Mr McKinney: Did you take any consideration of the proposal of the Attorney General, John Larkin, to have outside scrutiny through his offices?

Dr McBride: I am aware of the Attorney General's comments on that. Indeed, I have met the Attorney General in the past in relation to that.

Mr McKinney: Will there be any need for legislation, primary or secondary, in relation to a quality improvement and regulation order in relation to the regulation of acute health-care providers?

Dr McBride: There will be.

Mr McKinney: Which? Primary or secondary?

Dr McBride: It will probably require primary legislation. Obviously, the underpinning regulations will have to be developed from that as well.
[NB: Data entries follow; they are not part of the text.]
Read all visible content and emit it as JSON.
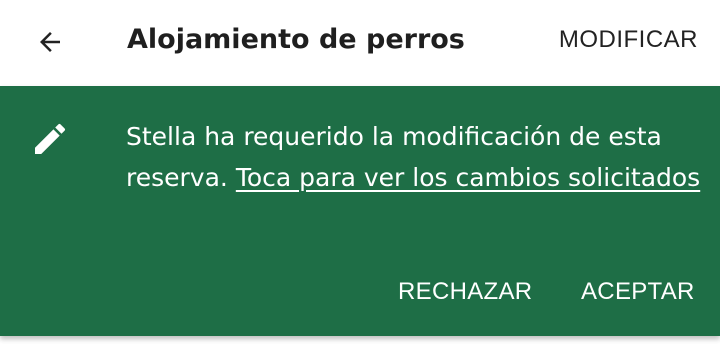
{
  "app_bar": {
    "back_icon": "arrow-back-icon",
    "title": "Alojamiento de perros",
    "modify_label": "MODIFICAR"
  },
  "banner": {
    "background_color": "#1e6e46",
    "icon": "pencil-icon",
    "message_text": "Stella ha requerido la modificación de esta reserva. ",
    "link_text": "Toca para ver los cambios solicitados",
    "reject_label": "RECHAZAR",
    "accept_label": "ACEPTAR"
  }
}
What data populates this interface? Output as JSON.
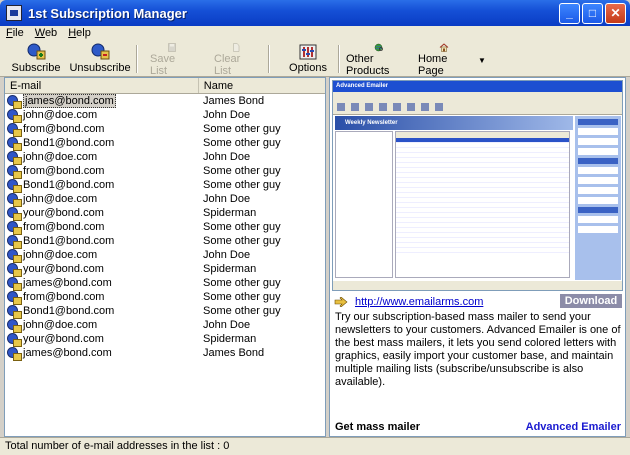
{
  "window": {
    "title": "1st Subscription Manager"
  },
  "menu": [
    {
      "label": "File",
      "u": "F",
      "rest": "ile"
    },
    {
      "label": "Web",
      "u": "W",
      "rest": "eb"
    },
    {
      "label": "Help",
      "u": "H",
      "rest": "elp"
    }
  ],
  "toolbar": {
    "subscribe": "Subscribe",
    "unsubscribe": "Unsubscribe",
    "save_list": "Save List",
    "clear_list": "Clear List",
    "options": "Options",
    "other_products": "Other Products",
    "home_page": "Home Page"
  },
  "list": {
    "headers": [
      "E-mail",
      "Name"
    ],
    "rows": [
      {
        "email": "james@bond.com",
        "name": "James Bond"
      },
      {
        "email": "john@doe.com",
        "name": "John Doe"
      },
      {
        "email": "from@bond.com",
        "name": "Some other guy"
      },
      {
        "email": "Bond1@bond.com",
        "name": "Some other guy"
      },
      {
        "email": "john@doe.com",
        "name": "John Doe"
      },
      {
        "email": "from@bond.com",
        "name": "Some other guy"
      },
      {
        "email": "Bond1@bond.com",
        "name": "Some other guy"
      },
      {
        "email": "john@doe.com",
        "name": "John Doe"
      },
      {
        "email": "your@bond.com",
        "name": "Spiderman"
      },
      {
        "email": "from@bond.com",
        "name": "Some other guy"
      },
      {
        "email": "Bond1@bond.com",
        "name": "Some other guy"
      },
      {
        "email": "john@doe.com",
        "name": "John Doe"
      },
      {
        "email": "your@bond.com",
        "name": "Spiderman"
      },
      {
        "email": "james@bond.com",
        "name": "Some other guy"
      },
      {
        "email": "from@bond.com",
        "name": "Some other guy"
      },
      {
        "email": "Bond1@bond.com",
        "name": "Some other guy"
      },
      {
        "email": "john@doe.com",
        "name": "John Doe"
      },
      {
        "email": "your@bond.com",
        "name": "Spiderman"
      },
      {
        "email": "james@bond.com",
        "name": "James Bond"
      }
    ]
  },
  "ad": {
    "shot_title": "Advanced Emailer",
    "shot_banner": "Weekly Newsletter",
    "link": "http://www.emailarms.com",
    "download": "Download",
    "description": "Try our subscription-based mass mailer to send your newsletters to your customers. Advanced Emailer is one of the best mass mailers, it lets you send colored letters with graphics, easily import your customer base, and maintain multiple mailing lists (subscribe/unsubscribe is also available).",
    "get": "Get mass mailer",
    "brand": "Advanced Emailer"
  },
  "status": "Total number of e-mail addresses in the list : 0"
}
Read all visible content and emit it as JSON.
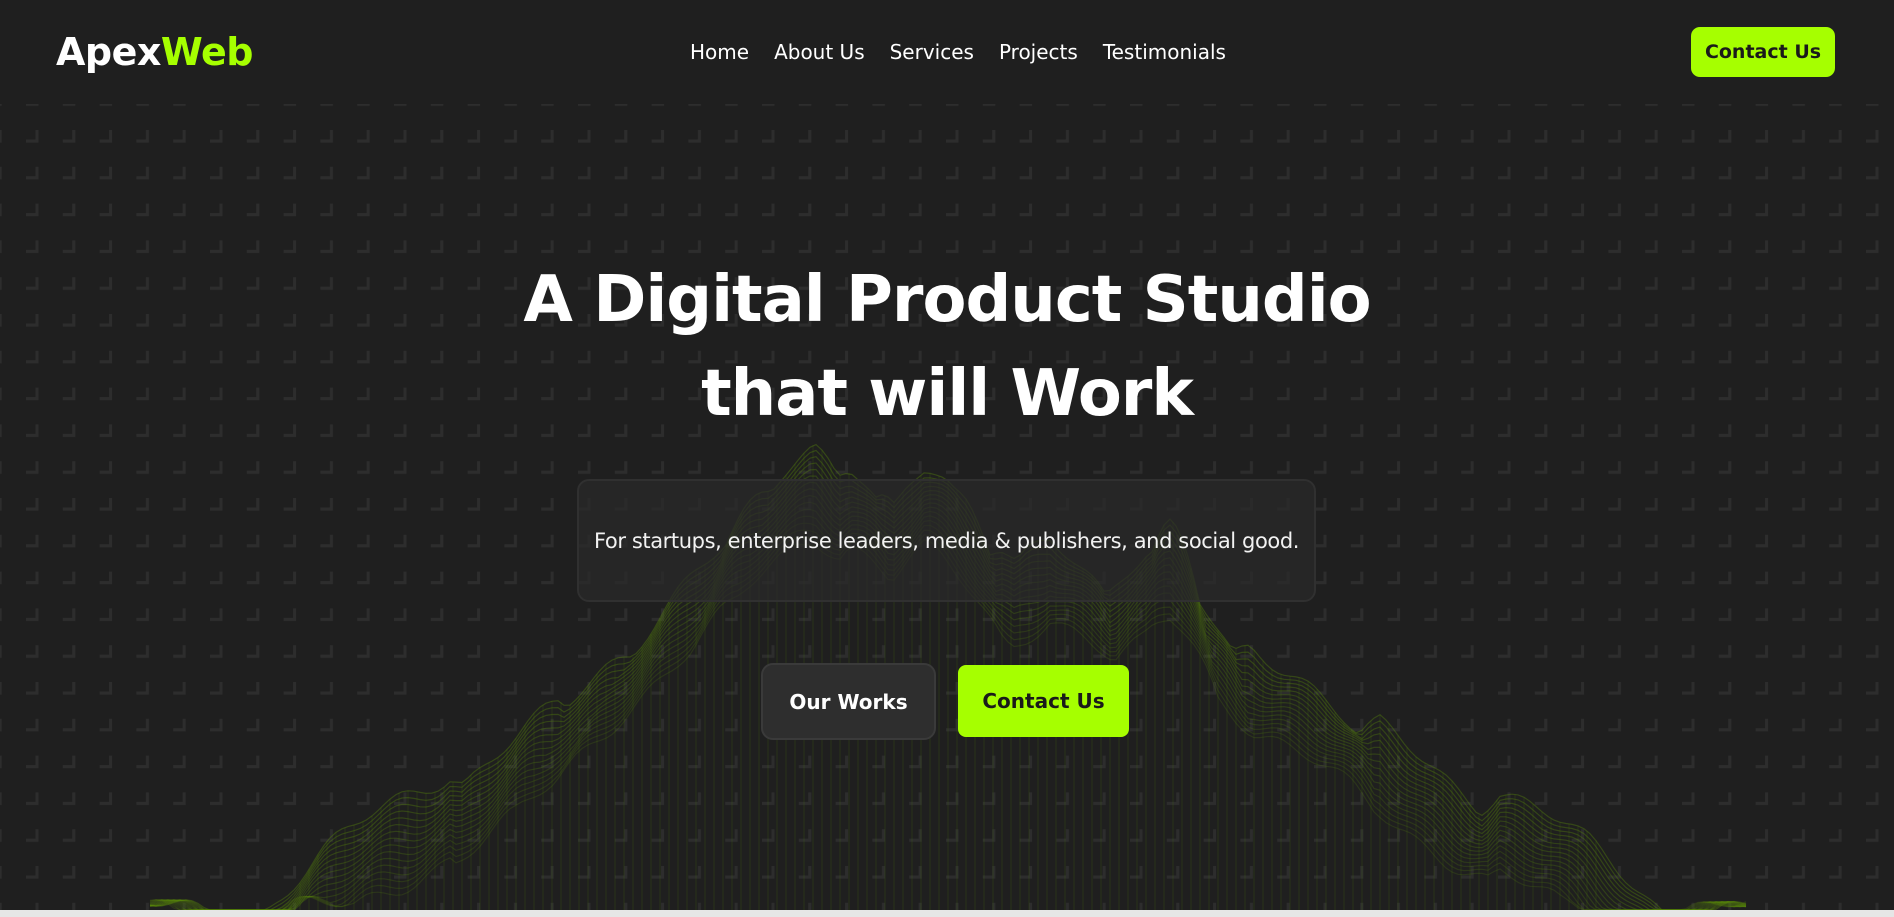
{
  "header": {
    "logo_primary": "Apex",
    "logo_accent": "Web",
    "nav": [
      {
        "label": "Home"
      },
      {
        "label": "About Us"
      },
      {
        "label": "Services"
      },
      {
        "label": "Projects"
      },
      {
        "label": "Testimonials"
      }
    ],
    "cta_label": "Contact Us"
  },
  "hero": {
    "title_line1": "A Digital Product Studio",
    "title_line2": "that will Work",
    "subtitle": "For startups, enterprise leaders, media & publishers, and social good.",
    "primary_button": "Our Works",
    "secondary_button": "Contact Us"
  },
  "colors": {
    "background": "#1f1f1f",
    "accent": "#a6ff00",
    "text": "#ffffff"
  },
  "icons": [
    "mountain-wireframe-graphic",
    "square-grid-pattern"
  ]
}
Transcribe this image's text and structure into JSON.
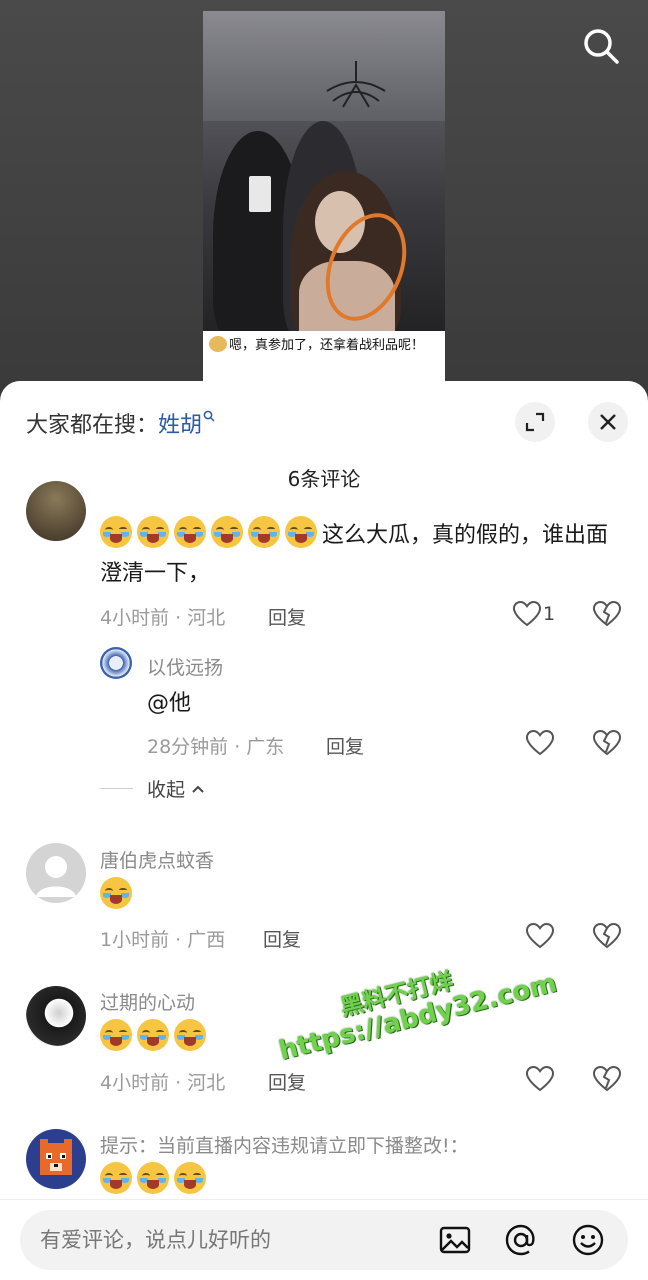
{
  "video": {
    "caption": "嗯，真参加了，还拿着战利品呢！"
  },
  "panel": {
    "trending_prefix": "大家都在搜：",
    "trending_keyword": "姓胡",
    "comment_count": "6条评论",
    "comments": [
      {
        "text": "这么大瓜，真的假的，谁出面澄清一下，",
        "time_location": "4小时前 · 河北",
        "reply_label": "回复",
        "likes": "1",
        "replies": [
          {
            "name": "以伐远扬",
            "text": "@他",
            "time_location": "28分钟前 · 广东",
            "reply_label": "回复"
          }
        ],
        "collapse_label": "收起"
      },
      {
        "name": "唐伯虎点蚊香",
        "time_location": "1小时前 · 广西",
        "reply_label": "回复"
      },
      {
        "name": "过期的心动",
        "time_location": "4小时前 · 河北",
        "reply_label": "回复"
      },
      {
        "name": "提示：当前直播内容违规请立即下播整改!："
      }
    ]
  },
  "watermark": {
    "line1": "黑料不打烊",
    "line2": "https://abdy32.com"
  },
  "input": {
    "placeholder": "有爱评论，说点儿好听的"
  },
  "icons": {
    "search": "search-icon",
    "expand": "expand-icon",
    "close": "close-icon",
    "like": "heart-icon",
    "dislike": "broken-heart-icon",
    "image": "image-icon",
    "mention": "at-icon",
    "emoji": "smile-icon"
  },
  "colors": {
    "keyword": "#2b5aa6",
    "circle_mark": "#e07a2a",
    "watermark": "#6fd14c"
  }
}
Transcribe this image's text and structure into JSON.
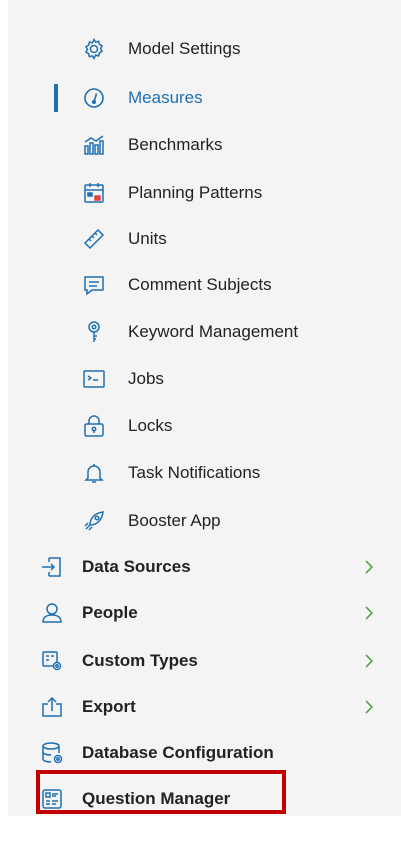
{
  "colors": {
    "accent": "#1f6fb2",
    "highlight": "#c00000",
    "chevron": "#5aa84a"
  },
  "sub_items": [
    {
      "label": "Model Settings",
      "icon": "gear-icon"
    },
    {
      "label": "Measures",
      "icon": "gauge-icon",
      "active": true
    },
    {
      "label": "Benchmarks",
      "icon": "benchmark-chart-icon"
    },
    {
      "label": "Planning Patterns",
      "icon": "calendar-icon"
    },
    {
      "label": "Units",
      "icon": "ruler-icon"
    },
    {
      "label": "Comment Subjects",
      "icon": "comment-icon"
    },
    {
      "label": "Keyword Management",
      "icon": "key-icon"
    },
    {
      "label": "Jobs",
      "icon": "terminal-icon"
    },
    {
      "label": "Locks",
      "icon": "lock-icon"
    },
    {
      "label": "Task Notifications",
      "icon": "bell-icon"
    },
    {
      "label": "Booster App",
      "icon": "rocket-icon"
    }
  ],
  "main_items": [
    {
      "label": "Data Sources",
      "icon": "import-icon",
      "has_chevron": true
    },
    {
      "label": "People",
      "icon": "person-icon",
      "has_chevron": true
    },
    {
      "label": "Custom Types",
      "icon": "custom-types-icon",
      "has_chevron": true
    },
    {
      "label": "Export",
      "icon": "export-icon",
      "has_chevron": true
    },
    {
      "label": "Database Configuration",
      "icon": "database-config-icon",
      "has_chevron": false
    },
    {
      "label": "Question Manager",
      "icon": "question-manager-icon",
      "has_chevron": false,
      "highlighted": true
    }
  ]
}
Mr McKinney: What will be the situation in relation to non-acute services?

Dr McBride: My understanding is that that will also require some changes. I am not precise on that point, but I think that changes to secondary legislation and regulations will be required. I am happy to confirm that with the member.

The Chairperson (Ms Maeve McLaughlin): OK, members. Thank you for your time, particularly you, Liam, and for sharing this with us. Obviously, there are a number of questions. We expect, Richard, to hear from the Department on what it will implement of the recommendations that have been made. Thank you for your time today.